Manifestazioni di adenoma prostatico

La crescita del tessuto prostatico con l'età porta ad un ingrossamento dell'organo, che provoca un restringimento dell'uretra e si manifesta con i seguenti sintomi:

  • aumento della frequenza e difficoltà a urinare: la minzione diventa particolarmente frequente durante la notte.
  • l'indebolimento del flusso di urina è uno dei primi sintomi della malattia, che molto spesso passa inosservato finché non compaiono altri sintomi della malattia.
  • una sensazione di svuotamento incompleto della vescica, spesso mascherata da minzione frequente al mattino. Tali uomini lamentano che, nonostante la normale frequenza della minzione durante il giorno, al mattino devono urinare 3-4 volte con un intervallo di 10-15 minuti.
  • Il bisogno imperativo (improvviso, difficile da controllare) di urinare è uno dei sintomi che costringe un uomo a consultare un medico.
  • incontinenza e incontinenza urinaria.

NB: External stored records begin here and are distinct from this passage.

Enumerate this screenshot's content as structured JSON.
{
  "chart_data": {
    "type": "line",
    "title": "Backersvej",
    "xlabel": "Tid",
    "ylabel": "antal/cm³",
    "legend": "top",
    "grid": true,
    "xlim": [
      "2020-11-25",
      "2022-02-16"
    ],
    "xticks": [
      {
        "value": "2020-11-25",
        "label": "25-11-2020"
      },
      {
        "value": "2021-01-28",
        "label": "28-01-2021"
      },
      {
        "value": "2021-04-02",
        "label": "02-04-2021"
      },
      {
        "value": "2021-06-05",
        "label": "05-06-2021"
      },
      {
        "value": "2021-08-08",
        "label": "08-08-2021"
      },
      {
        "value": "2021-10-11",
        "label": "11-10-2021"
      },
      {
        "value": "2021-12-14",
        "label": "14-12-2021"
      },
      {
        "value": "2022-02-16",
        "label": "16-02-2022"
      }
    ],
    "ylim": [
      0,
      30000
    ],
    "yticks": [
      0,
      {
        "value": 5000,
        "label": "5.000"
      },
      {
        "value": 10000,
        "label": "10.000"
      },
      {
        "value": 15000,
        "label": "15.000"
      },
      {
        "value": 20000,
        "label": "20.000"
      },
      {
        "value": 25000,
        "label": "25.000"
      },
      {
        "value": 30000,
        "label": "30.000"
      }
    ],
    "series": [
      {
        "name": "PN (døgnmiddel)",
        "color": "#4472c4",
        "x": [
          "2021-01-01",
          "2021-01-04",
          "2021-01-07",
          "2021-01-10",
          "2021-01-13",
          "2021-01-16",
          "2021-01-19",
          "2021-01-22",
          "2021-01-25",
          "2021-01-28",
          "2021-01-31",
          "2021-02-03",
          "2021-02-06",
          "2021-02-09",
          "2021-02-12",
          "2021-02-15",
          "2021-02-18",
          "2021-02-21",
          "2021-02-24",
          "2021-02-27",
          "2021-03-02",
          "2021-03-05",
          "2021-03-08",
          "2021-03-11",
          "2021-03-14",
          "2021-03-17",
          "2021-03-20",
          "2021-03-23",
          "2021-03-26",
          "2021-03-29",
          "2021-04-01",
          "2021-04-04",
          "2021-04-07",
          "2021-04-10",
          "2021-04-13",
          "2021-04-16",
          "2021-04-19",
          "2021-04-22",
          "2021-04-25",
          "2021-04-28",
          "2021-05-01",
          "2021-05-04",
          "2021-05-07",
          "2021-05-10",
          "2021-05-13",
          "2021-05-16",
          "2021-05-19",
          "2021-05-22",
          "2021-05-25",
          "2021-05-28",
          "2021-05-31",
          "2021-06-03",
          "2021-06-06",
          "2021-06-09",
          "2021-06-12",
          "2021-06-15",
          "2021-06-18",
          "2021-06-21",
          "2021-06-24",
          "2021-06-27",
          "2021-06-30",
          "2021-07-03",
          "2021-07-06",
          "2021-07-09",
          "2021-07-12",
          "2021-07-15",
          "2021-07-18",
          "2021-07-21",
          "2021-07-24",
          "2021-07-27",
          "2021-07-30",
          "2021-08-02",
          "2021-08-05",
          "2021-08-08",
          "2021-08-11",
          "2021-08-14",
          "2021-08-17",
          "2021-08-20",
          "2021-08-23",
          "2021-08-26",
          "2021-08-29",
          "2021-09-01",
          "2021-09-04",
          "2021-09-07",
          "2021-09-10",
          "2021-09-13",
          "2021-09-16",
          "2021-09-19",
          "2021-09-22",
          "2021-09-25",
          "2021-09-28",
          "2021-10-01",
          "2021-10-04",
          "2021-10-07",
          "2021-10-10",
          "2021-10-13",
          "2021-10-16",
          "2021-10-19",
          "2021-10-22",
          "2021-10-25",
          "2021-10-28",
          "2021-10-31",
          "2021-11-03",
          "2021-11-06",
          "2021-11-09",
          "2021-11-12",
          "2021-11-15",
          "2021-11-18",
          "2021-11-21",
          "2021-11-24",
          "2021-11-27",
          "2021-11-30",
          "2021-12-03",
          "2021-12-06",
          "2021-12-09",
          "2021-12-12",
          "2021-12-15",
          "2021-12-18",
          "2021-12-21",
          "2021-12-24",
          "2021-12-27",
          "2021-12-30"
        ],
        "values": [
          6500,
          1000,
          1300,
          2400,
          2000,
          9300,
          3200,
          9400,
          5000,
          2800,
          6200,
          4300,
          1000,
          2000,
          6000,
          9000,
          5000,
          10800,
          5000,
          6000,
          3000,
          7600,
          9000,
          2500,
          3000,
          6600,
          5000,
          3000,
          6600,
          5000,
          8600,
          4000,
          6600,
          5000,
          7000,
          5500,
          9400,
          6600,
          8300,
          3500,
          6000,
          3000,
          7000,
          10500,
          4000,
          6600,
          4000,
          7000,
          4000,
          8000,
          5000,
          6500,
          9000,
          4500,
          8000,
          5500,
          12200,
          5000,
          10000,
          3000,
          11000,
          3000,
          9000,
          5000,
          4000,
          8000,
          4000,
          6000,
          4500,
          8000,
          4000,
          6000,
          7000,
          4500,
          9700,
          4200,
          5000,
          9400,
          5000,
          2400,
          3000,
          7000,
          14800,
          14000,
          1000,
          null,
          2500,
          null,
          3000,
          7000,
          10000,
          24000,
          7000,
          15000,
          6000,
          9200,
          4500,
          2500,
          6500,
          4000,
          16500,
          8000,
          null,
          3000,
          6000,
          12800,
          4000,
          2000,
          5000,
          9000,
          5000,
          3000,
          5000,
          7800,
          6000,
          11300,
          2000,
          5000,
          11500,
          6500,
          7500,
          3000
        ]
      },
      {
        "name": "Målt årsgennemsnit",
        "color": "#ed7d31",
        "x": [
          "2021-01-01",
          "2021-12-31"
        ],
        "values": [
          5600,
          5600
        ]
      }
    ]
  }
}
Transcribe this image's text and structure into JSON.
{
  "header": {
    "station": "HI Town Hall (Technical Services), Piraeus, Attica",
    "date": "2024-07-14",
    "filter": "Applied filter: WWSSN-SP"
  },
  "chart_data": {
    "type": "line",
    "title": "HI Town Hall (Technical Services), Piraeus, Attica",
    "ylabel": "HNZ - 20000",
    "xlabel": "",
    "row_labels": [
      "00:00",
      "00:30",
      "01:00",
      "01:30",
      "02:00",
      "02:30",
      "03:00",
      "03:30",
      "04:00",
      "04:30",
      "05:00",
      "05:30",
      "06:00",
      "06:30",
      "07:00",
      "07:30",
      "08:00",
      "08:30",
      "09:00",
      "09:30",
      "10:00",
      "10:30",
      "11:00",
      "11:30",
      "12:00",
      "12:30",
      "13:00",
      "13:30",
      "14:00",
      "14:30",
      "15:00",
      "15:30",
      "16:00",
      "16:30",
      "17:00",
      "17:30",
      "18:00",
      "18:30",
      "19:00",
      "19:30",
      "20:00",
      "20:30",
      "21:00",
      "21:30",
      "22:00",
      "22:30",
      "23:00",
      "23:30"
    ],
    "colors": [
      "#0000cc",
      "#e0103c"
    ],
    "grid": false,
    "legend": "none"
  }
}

Le principali differenze tra prostatite e adenoma prostatico:

Adenoma prostatico Prostatite
Cosa succede nella ghiandola prostatica? Si formano uno o più piccoli noduli che gradualmente crescono e comprimono l'uretra. L'infiammazione si sviluppa nel tessuto prostatico.
A che età si verifica più spesso? Di solito dopo 40 anni. Meno spesso - in giovane età. Molto spesso tra i 20 e i 40 anni.
Perché si verifica? Le ragioni esatte non sono state completamente stabilite. È considerata una delle manifestazioni della menopausa maschile. Motivi principali:
  • agenti patogeni, infezione;
  • diminuzione dell'immunità;
  • stile di vita sedentario;
  • rapporti sessuali poco frequenti o eccessivamente frequenti.
Caratteristiche del trattamento Vengono utilizzati farmaci e, nei casi più gravi, un trattamento chirurgico (escissione del tessuto prostatico troppo cresciuto). Di solito vengono prescritti antimicrobici, antinfiammatori e antidolorifici.

Misure di prevenzione

Esistono anche diverse raccomandazioni che miglioreranno la salute degli uomini:

  • Attività fisica. Dovresti dedicare almeno 10 minuti della tua mattinata a fare qualche semplice esercizio. La stessa regola vale per il lavoro sedentario.
  • Una doccia di contrasto è anche un ottimo modo per migliorare il proprio benessere.
  • Per quanto riguarda il cibo, è necessario includere nella dieta i semi di zucca crudi (medicinale a base di semi di zucca, estratto di ortica, estratto di palma + zinco e selenio in capsule. Normalizza il metabolismo del testosterone e i livelli ormonali, riducendo la proliferazione del tessuto ghiandolare della prostata. Usato al mattino e alla sera, 1 capsula per 1 mese, se necessario, è possibile l'uso ripetuto. Normalizza la minzione, allevia il dolore, ripristina la potenza. Migliora la circolazione sanguigna nella prostata, allevia l'infiammazione e, in in combinazione con la terapia antibiotica, riduce i tempi di trattamento della prostatite e previene lo sviluppo dell'adenoma prostatico), miele, aglio, prugne, prezzemolo, noci o rimedi erboristici a base di essi.
  • È necessario evitare cibi in salamoia, questo è particolarmente vero per varie salse con l'aggiunta di aceto: maionese, ketchup, sottaceti, marinate, ecc.
  • Combatte l'eccesso di peso (migliora il metabolismo in tutto il corpo).
  • Evitare di indossare capi attillati nella zona del cavallo: mutandine, pantaloni.

Evitare contatti sessuali occasionali come mezzo per prevenire le infezioni a trasmissione sessuale. La vita sessuale dovrebbe essere tranquilla. I rapporti sessuali incompleti e le erezioni non realizzate sono molto dannosi.